For anyone interested, this data is from the UK's Code History Database. You can download the zip from the link below. It's the file named Changes.csv: https://geoportal.statistics.gov.uk/datasets/code-history-database-december-2019-for-the-united-kingdom. Note, in Changes.csv, past is named geogcd_p, new is geogcd and dateis oper_date.


Solution

  • You are essentially looking at a flat packed tree structure. It is easily graphed using the igraph package:

    
    library(igraph)
    g <- dat %>% select( past,new ) %>% t %>% c %>% graph
    plot( g )
    
    

    graph

    Now from here on there are many wayt to go about it, but it comes down to a depth first or width first approach to the problem.

    It is reasonable to assume that we have several small graphs. A bunch of different codes that have gone through a few changes, rather than a select few codes that have gone through many changes.

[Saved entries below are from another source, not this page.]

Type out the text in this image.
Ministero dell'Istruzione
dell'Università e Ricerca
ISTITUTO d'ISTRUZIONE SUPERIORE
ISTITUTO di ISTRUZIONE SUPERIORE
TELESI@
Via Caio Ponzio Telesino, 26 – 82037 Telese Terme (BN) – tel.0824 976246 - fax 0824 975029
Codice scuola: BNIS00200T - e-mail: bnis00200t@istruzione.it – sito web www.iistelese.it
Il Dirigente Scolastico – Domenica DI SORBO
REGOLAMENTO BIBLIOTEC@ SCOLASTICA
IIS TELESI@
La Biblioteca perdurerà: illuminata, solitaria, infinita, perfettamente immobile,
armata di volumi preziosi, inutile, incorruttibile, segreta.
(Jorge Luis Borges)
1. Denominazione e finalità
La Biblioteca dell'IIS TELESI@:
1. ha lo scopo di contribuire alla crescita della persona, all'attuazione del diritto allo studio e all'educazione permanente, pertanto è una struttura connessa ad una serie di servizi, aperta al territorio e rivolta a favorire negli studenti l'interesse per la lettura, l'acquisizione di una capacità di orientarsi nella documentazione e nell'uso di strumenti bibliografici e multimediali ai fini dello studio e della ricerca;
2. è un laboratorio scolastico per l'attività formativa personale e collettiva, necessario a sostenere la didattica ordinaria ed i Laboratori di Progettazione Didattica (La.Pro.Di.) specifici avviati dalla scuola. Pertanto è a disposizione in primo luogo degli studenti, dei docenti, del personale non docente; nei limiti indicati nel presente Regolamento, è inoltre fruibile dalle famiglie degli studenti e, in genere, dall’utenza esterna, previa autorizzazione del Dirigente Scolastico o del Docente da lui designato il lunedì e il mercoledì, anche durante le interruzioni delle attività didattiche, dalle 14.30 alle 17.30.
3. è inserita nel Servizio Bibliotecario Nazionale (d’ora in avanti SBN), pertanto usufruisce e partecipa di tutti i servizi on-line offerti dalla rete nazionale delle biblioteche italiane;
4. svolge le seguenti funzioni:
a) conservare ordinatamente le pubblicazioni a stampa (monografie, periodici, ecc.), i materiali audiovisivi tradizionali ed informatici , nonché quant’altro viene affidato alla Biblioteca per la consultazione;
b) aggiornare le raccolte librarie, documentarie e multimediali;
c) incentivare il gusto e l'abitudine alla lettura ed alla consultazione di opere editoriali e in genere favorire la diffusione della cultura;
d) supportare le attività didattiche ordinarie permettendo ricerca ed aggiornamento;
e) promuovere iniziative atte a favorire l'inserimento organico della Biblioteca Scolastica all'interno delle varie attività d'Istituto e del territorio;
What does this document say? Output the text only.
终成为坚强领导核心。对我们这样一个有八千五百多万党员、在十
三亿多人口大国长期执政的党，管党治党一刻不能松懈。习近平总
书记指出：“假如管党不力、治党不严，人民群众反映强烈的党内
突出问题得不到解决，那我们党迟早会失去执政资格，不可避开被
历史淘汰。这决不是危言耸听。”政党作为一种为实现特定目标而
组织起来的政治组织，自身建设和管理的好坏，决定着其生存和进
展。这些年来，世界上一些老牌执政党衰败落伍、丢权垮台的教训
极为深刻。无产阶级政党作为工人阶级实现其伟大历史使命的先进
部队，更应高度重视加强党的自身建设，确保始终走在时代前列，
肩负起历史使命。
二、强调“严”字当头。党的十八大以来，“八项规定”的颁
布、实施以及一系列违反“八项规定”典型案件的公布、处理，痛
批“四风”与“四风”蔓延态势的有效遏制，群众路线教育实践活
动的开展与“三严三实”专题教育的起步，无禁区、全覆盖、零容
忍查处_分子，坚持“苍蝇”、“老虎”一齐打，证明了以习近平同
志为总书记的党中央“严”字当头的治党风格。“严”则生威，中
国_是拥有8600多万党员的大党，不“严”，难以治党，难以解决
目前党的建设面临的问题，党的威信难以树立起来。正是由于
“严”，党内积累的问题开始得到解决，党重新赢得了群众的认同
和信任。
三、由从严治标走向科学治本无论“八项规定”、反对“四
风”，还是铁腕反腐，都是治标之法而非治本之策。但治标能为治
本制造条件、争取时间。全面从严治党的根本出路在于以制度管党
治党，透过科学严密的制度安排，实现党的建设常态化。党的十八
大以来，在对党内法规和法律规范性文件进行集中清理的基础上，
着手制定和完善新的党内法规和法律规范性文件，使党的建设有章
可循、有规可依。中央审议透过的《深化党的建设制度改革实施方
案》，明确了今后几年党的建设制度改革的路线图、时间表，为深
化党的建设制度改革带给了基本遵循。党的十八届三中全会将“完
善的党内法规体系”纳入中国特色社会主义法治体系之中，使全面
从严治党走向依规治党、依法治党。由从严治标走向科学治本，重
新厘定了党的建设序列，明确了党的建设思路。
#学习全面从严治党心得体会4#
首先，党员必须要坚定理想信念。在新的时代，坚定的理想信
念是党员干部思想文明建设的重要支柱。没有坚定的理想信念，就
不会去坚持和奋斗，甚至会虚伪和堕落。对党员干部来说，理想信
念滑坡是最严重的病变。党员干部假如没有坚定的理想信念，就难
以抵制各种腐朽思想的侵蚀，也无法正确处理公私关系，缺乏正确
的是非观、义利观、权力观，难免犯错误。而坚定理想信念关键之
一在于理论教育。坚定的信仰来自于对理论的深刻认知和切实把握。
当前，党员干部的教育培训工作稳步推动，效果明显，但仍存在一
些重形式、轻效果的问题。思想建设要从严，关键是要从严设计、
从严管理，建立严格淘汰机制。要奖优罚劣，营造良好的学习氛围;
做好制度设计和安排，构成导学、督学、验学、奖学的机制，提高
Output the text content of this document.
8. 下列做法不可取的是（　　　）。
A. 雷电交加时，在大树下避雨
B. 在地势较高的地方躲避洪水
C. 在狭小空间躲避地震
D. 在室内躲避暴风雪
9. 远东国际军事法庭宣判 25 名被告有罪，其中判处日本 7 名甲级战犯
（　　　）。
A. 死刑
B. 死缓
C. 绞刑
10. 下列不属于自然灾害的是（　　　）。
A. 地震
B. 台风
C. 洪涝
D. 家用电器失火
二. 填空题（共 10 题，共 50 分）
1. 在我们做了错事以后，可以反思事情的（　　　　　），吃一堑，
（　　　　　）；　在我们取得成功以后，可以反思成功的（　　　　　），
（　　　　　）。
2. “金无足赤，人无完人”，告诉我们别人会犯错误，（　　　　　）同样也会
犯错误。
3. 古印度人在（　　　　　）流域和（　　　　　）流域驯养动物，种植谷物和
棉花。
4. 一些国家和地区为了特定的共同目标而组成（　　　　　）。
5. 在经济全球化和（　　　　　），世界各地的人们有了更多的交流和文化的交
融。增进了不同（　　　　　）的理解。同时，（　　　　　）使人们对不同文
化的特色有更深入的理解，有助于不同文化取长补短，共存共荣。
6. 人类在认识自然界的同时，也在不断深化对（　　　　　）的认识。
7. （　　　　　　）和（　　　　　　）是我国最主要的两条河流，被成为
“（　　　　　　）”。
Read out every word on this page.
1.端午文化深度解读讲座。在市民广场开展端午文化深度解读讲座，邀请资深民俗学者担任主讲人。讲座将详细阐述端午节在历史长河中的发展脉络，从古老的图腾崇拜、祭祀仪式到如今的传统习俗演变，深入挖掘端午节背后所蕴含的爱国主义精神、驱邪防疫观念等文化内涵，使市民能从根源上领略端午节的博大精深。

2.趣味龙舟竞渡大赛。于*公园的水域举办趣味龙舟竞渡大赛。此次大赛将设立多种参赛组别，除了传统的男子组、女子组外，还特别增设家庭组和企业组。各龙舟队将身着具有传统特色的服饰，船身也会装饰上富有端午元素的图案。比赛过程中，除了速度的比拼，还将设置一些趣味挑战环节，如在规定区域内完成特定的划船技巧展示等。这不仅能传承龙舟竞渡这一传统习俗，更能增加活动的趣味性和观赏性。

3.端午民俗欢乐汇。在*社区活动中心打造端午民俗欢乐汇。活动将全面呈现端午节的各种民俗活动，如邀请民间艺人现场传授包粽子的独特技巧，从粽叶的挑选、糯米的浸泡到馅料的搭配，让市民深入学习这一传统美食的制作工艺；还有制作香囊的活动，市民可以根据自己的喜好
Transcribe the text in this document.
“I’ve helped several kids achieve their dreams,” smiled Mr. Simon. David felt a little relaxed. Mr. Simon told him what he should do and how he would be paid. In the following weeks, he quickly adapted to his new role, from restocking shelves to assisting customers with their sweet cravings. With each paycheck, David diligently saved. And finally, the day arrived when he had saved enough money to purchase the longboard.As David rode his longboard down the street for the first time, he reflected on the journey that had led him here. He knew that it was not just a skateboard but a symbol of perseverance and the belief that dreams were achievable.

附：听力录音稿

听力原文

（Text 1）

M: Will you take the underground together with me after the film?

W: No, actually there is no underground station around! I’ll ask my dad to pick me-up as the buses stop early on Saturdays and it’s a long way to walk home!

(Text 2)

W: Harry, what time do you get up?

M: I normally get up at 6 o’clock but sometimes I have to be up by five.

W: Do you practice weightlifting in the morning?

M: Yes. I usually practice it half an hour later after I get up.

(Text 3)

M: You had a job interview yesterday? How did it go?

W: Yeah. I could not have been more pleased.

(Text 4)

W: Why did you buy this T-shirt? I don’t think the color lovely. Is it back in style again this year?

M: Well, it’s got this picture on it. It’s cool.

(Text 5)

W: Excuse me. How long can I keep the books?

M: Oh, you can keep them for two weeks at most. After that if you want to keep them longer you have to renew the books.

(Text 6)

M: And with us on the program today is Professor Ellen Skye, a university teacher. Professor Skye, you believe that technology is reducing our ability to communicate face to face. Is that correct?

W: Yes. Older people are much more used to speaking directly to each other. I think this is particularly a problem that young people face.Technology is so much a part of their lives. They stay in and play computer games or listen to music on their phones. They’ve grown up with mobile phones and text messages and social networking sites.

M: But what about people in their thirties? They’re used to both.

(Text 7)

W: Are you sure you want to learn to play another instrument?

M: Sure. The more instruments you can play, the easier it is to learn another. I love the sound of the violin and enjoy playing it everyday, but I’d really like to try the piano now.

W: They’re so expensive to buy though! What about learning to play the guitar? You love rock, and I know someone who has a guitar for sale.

    This suggests a width first approach, and is solvable by joining the data to itself, hopefully, not too many times:

    
    ## work with data.table for that extra speed.
    setDT(dat)
    
    ## remove duplicate entries of same code
    dat <- dat[, .(date=max(date)), by=.(past,new) ]
    
    ## these are the roots, all `past` values never present in `new`
    roots <- dat[ !past %in% new ]
    
    ## likewise, the leaves are those that never appear as `past` , unless they are self referencing.
    leaves <- unique( dat[ !new %in% past | new == past, !"past" ], by="new" )
    
    
    dd <- copy(roots)
    
    ## sucessively add next step from the source data till we have arrived at leaves only.
    while( !all( dd$new %in% leaves$new ) ) {
        dd <- unique(
            merge( dd, dat, by.x="new", by.y="past", all.x=TRUE )[ , .(date.x, past, new=coalesce(new.y,new), date.y=coalesce(date.y,date.x) ) ]
        )
    }
    
    ## final cleanup
    dd[ order(past), .(coding_2009=past,coding_2019=new) ]
    
    

    Output:

    
    > dd[ order(past), .(coding_2009=past,coding_2019=new) ]
        coding_2009 coding_2019
     1:        00HC   E06000024
     2:        00KG   E06000034
     3:        00QR   S12000047
     4:        00QR   S12000048
     5:        00RB   S12000047
     6:        00RB   S12000048
     7:        00RJ   S12000013
     8:        13UD   E06000049
     9:        15UH   E06000053
    10:        19UD   E06000059
    11:        19UE   E06000059
    12:        19UG   E06000059
    13:        19UH   E06000059
    14:        19UJ   E06000059
    15:   E07000014   E06000049
    16:   E07000017   E06000049
    
    

    Now I have only looked at the mini dataset, so I have no idea how the code will eprform in the wild, but you could give it a go.

    Looking at the image above, we see that there are at most 3 steps for each graph from root to leaf, meaning the above while loop only had to run once.